Thin plastic ukulele pick
Fig. 2: Thin plastic pick

Next, let’s try a regular guitar pick (also called a plectrum). They come in different thicknesses and materials, but I prefer a thin plastic pick (Figure 2). They work great for louder strumming with a band or for fancy lead-guitar picking work. Many musicians who came up in the Canadian school system (including James Hill) learned to pick melodies this way. Want to use a plectrum but keep on fingerpicking? Just use the plectrum for the thumbpick role and your second and third fingers to cover the other strings in a hybrid style.

Ukulele thumb pick
Fig. 3: thumb pick

Third, lets talk about thumbpicks. Even if you have long fingernails, it can be hard to get your thumb nail into a proper fingerstyle position without bending your wrist at an uncomfortable angle. Wearing a thumbpick puts the picking surface on the side of your thumb, allowing for a more natural hand position (Figure 3). When wearing your thumbpick, you can still strum and pick with your fingers as normal, but the thumbpick is ready when you need it. Ledward Kaapana plays ukulele this way. Thumbpicks vary in size, shape, and function. I prefer the tortoise plastic National brand, but you will want to try them in person to find your size. If you are having trouble holding onto a guitar pick while playing, try one of the thumbpicks that is really a plectrum with a thumb strap to hold it on, such as the Fred Kelly thumbpick or a popular one by Herco. When not using it, just clip it to the strings on your headstock, like Taimane Gardner.

metal fingerpicks on fingers
Fig. 4: metal fingerpicks

And fourth, what about adding fingerpicks to your thumbpick setup? Traditional metal fingerpicks (Figure 4) are often used by banjo and guitar players when they play their ukes. Del Rey is a good example. The metal fingerpicks do not allow you to strum down with your fingers, though, so I prefer a plastic fingerpick called an Alaska pick. With these picks I can strum downward and pick upward with my fingers, allowing for many styles of playing.

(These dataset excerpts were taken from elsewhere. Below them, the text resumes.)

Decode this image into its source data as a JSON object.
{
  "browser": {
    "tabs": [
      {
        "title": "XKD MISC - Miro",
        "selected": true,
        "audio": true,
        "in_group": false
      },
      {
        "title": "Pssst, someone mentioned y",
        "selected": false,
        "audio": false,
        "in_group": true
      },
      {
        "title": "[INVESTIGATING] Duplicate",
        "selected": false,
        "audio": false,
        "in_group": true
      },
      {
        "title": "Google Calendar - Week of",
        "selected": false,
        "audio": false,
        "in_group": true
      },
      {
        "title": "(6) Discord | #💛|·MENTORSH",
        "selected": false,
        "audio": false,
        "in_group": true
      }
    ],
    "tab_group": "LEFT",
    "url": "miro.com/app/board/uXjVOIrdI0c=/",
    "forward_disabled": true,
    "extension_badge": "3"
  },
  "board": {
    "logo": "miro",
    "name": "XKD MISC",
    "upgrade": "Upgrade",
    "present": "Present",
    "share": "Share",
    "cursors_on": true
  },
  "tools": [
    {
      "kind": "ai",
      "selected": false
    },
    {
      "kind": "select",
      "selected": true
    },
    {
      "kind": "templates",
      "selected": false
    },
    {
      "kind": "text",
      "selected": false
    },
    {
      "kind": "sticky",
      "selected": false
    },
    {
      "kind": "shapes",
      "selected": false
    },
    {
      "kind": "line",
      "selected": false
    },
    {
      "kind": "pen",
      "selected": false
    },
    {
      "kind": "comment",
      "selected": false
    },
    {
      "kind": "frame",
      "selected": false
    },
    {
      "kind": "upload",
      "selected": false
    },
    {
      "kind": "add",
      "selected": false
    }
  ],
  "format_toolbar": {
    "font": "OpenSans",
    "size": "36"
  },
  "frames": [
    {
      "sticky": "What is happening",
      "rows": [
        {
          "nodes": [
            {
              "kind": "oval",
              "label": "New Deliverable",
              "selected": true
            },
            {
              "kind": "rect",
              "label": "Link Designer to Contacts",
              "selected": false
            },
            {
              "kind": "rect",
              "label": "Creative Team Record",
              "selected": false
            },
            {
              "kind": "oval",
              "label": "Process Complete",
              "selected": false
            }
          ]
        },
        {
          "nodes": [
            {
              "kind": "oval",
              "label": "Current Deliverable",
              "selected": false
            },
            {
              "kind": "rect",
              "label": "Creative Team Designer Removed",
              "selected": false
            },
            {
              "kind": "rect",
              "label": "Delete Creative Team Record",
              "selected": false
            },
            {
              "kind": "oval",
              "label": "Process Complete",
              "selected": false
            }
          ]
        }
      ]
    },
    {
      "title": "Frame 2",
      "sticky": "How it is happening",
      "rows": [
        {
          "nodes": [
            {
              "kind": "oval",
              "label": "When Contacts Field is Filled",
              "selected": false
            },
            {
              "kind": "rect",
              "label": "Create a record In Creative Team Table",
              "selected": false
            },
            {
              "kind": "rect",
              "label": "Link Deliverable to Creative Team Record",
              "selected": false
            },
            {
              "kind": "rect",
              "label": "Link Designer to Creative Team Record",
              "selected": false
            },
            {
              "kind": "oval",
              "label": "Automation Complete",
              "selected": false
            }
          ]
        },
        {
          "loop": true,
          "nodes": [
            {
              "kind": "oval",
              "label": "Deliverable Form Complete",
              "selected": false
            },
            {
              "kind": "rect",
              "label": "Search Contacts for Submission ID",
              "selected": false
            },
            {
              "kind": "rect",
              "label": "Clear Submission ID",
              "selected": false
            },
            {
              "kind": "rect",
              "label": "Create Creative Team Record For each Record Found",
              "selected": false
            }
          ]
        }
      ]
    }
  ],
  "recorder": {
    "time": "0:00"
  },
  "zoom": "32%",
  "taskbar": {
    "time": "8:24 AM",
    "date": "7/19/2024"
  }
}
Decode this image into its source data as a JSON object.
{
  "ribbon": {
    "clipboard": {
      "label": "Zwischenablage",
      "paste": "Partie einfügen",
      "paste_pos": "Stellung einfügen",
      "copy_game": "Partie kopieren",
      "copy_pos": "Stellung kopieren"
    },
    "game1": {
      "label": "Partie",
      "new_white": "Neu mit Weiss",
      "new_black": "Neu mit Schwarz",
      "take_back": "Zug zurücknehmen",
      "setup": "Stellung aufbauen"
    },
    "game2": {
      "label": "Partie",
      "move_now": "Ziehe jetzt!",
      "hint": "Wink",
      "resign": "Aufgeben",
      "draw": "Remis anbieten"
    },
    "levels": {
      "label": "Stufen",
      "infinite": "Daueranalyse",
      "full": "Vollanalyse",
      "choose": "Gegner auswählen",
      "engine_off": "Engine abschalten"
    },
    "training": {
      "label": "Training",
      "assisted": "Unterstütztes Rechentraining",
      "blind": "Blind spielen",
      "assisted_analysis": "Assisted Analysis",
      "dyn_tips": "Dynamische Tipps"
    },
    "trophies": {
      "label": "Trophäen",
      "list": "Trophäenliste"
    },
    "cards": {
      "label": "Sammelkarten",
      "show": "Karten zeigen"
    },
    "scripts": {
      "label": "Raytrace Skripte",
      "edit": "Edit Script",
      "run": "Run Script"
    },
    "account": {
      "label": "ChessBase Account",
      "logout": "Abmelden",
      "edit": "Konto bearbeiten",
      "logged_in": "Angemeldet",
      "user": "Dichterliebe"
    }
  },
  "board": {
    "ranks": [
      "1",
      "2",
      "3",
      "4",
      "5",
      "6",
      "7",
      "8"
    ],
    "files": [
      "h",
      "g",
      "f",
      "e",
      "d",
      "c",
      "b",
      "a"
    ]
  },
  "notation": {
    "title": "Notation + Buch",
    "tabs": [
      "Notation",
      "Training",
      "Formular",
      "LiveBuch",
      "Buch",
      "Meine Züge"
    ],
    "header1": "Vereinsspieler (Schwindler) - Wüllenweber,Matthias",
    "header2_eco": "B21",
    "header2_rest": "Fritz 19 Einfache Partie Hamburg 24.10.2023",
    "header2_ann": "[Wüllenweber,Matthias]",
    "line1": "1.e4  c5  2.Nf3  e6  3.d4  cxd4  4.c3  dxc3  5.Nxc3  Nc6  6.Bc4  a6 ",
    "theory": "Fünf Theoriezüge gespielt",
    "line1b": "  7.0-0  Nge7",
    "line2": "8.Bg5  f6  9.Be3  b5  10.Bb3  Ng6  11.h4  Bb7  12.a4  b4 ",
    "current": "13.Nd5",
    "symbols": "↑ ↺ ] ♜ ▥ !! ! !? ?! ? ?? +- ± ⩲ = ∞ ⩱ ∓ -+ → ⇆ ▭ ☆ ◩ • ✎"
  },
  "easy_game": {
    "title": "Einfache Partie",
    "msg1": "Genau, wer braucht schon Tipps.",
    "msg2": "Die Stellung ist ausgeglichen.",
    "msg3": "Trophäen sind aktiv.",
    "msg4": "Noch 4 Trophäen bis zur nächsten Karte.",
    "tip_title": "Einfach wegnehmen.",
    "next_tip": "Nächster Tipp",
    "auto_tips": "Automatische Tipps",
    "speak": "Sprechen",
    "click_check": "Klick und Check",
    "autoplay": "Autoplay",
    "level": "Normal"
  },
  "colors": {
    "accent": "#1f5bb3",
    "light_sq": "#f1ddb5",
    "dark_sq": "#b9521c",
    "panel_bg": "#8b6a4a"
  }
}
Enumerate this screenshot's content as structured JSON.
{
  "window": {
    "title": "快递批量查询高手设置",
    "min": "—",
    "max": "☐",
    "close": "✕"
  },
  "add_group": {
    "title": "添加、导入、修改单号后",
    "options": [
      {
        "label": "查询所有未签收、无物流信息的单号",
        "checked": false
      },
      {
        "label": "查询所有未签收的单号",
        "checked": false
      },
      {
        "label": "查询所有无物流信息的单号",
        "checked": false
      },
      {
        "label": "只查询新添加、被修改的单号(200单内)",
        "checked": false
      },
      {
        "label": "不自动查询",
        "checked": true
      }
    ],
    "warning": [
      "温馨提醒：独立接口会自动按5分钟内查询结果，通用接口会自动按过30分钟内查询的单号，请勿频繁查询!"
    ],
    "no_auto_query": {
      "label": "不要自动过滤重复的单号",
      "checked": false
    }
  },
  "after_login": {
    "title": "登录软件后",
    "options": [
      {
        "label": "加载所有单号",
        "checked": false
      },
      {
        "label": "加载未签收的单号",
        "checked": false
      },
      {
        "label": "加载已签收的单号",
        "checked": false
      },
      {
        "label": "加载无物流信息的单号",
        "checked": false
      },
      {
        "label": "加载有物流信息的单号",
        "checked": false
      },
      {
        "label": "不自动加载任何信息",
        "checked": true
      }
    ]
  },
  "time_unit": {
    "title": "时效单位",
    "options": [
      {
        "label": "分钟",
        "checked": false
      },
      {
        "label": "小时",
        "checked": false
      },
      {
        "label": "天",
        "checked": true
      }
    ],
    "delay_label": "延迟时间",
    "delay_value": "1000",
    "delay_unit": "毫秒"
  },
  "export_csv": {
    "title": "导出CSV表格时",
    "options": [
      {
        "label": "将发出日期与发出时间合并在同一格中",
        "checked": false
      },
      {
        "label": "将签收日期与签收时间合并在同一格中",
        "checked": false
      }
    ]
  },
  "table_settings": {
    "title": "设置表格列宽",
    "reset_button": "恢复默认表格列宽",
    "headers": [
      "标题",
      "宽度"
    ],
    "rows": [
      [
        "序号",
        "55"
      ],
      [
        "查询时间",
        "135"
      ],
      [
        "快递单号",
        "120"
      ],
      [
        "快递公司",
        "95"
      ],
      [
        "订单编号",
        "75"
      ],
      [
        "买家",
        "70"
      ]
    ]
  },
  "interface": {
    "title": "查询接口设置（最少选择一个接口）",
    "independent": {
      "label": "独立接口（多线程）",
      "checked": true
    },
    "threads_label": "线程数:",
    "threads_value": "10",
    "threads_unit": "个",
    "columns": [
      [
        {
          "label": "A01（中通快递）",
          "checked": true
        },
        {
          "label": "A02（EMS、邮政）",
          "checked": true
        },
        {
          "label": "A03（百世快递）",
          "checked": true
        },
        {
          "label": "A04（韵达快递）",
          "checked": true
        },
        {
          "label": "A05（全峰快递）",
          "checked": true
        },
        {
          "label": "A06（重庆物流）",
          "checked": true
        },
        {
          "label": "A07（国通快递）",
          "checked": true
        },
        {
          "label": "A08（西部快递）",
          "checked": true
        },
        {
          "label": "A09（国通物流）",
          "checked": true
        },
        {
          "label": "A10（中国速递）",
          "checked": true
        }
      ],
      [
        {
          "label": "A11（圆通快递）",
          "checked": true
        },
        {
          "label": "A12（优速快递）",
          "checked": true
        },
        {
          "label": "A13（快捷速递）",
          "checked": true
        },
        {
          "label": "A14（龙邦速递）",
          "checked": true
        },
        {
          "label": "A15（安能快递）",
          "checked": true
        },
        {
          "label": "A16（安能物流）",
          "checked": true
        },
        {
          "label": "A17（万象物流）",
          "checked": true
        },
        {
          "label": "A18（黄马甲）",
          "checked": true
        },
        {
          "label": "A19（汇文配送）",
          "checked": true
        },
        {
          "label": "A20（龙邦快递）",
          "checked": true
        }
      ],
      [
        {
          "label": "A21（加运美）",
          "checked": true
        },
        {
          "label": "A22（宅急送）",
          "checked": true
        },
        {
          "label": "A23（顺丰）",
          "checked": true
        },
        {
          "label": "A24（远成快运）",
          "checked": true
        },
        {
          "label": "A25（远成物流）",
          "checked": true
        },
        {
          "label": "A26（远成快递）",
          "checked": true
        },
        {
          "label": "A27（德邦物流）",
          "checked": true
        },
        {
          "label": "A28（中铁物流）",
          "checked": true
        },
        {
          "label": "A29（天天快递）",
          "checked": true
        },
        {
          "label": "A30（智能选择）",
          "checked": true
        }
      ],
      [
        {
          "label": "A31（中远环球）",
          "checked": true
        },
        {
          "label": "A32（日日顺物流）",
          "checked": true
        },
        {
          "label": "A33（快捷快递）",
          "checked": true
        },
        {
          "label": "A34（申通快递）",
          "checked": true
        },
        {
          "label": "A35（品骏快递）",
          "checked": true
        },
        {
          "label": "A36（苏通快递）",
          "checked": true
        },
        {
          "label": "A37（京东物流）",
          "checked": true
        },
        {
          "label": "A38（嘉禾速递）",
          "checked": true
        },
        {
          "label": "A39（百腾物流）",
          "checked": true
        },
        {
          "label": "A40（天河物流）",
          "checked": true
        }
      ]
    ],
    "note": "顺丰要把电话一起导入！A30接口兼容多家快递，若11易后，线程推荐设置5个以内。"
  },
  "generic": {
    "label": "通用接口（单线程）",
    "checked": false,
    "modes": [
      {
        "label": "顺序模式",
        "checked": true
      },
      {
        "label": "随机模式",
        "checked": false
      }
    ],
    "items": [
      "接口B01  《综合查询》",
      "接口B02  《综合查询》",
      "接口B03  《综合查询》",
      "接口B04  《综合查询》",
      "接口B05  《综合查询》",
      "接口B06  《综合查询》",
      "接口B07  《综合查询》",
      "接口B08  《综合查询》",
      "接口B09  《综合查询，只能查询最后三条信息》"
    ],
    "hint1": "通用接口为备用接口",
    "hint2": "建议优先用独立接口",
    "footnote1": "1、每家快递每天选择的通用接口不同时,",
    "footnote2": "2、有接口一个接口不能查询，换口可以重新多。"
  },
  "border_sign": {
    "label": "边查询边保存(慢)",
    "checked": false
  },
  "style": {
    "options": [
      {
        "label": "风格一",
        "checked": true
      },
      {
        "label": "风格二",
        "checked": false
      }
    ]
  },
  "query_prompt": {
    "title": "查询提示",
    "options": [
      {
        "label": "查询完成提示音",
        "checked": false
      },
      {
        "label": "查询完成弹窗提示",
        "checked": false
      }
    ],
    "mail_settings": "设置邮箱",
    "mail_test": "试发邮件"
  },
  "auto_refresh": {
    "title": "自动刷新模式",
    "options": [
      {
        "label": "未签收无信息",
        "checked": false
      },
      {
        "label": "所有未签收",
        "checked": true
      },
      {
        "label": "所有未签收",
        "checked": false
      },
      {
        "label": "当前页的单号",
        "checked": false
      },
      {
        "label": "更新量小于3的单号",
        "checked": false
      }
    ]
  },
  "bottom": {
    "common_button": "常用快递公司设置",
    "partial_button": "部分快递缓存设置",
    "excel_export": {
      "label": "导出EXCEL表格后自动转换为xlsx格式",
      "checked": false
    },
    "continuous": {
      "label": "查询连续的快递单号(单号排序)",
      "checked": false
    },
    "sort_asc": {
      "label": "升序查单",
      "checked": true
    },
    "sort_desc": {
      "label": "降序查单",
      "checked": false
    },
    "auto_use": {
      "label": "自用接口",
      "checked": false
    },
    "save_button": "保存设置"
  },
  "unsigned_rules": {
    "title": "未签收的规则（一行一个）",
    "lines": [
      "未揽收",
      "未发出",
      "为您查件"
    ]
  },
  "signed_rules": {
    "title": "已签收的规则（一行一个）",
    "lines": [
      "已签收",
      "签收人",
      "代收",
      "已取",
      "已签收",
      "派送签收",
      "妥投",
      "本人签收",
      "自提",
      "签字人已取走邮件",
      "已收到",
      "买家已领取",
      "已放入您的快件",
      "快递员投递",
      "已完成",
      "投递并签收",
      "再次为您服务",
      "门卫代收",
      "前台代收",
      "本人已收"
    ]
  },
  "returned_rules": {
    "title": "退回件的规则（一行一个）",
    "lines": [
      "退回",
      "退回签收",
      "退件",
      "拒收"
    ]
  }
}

In order to decide what works best for you, I encourage you to go to a good acoustic music store and try out a lot of different picks. Buy a few different picks and take time to try them out. They will feel strange at first, but you will learn how to use them if you stick with it. If you keep an open mind (and ear) you might just find the sound you have been looking for.

Aaron Keim is a luthier at Beansprout Musical Instruments, and also a busy educator, historian, writer, and performer. He performs with his wife Nicole in the Quiet American, an old-time folk music duo based in Hood River, Oregon.